I taught this butterfly lesson for the first time last year to my previous batch of 1st grade artists and was amazed with their artwork. This art lesson is all about symmetry and painting. This is a 2 to 3 week lesson, which is good because it shows children that big art projects take time complete.
First, we created our backgrounds. The backgrounds are made up of torn newspaper strips and (eventually) a wash of green watercolor. I like to use torn newspaper for grass (instead of construction paper) because the printed text adds interest and depth to the final pieces. And, as I expected, 1st graders had a blast tearing up the News!
After the newspaper grass was torn and glued to their backgrounds, 1st graders placed their wet artwork in the drying rack. I continued the lesson by reviewing the concept of symmetry. We discussed that symmetry exists when you fold something down the middle and the designs are the same on both sides. 1st graders learned that butterfly wings are symmetrical.

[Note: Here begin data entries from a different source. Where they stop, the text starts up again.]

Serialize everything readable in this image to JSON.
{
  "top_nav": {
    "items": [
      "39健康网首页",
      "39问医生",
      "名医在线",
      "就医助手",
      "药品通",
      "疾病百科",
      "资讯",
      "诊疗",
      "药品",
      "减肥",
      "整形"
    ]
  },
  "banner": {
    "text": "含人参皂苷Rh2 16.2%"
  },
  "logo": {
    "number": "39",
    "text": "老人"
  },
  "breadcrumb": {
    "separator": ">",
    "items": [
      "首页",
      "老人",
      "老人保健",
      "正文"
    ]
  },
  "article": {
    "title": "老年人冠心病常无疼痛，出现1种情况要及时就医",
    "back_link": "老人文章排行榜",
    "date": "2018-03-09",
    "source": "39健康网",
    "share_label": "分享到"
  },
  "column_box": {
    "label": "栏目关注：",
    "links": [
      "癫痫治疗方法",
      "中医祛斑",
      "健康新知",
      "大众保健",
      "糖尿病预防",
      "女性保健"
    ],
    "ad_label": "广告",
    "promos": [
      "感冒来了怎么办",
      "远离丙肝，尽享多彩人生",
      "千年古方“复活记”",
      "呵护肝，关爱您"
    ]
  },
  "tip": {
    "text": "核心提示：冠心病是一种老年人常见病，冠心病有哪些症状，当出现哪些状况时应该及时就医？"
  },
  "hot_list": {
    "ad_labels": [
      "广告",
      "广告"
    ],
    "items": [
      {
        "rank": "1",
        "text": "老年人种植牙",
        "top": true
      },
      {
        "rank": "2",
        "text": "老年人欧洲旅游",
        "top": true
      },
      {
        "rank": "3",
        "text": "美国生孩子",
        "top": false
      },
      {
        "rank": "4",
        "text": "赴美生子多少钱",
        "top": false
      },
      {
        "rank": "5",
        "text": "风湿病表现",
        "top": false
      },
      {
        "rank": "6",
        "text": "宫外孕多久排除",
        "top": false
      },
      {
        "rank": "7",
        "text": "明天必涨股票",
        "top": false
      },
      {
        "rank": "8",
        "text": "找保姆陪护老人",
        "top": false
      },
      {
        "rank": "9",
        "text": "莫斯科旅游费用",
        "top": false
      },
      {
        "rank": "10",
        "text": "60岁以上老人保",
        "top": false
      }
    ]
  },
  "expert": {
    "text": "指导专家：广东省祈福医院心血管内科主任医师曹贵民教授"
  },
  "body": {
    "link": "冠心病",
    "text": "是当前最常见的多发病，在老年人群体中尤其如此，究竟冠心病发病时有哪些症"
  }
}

I passed around templates for children to trace the shape of a butterfly onto colorful construction paper. Once the shapes were traced, 1st graders cut out their butterflies and folded them down the middle.
Next, I demonstrated how to paint on one half of the butterfly wing, fold it along the crease, and press the wings together to create a monoprint of the design. We called this process “kissing the wings.” The trick was to “kiss the wings” very often so that the paint did not dry!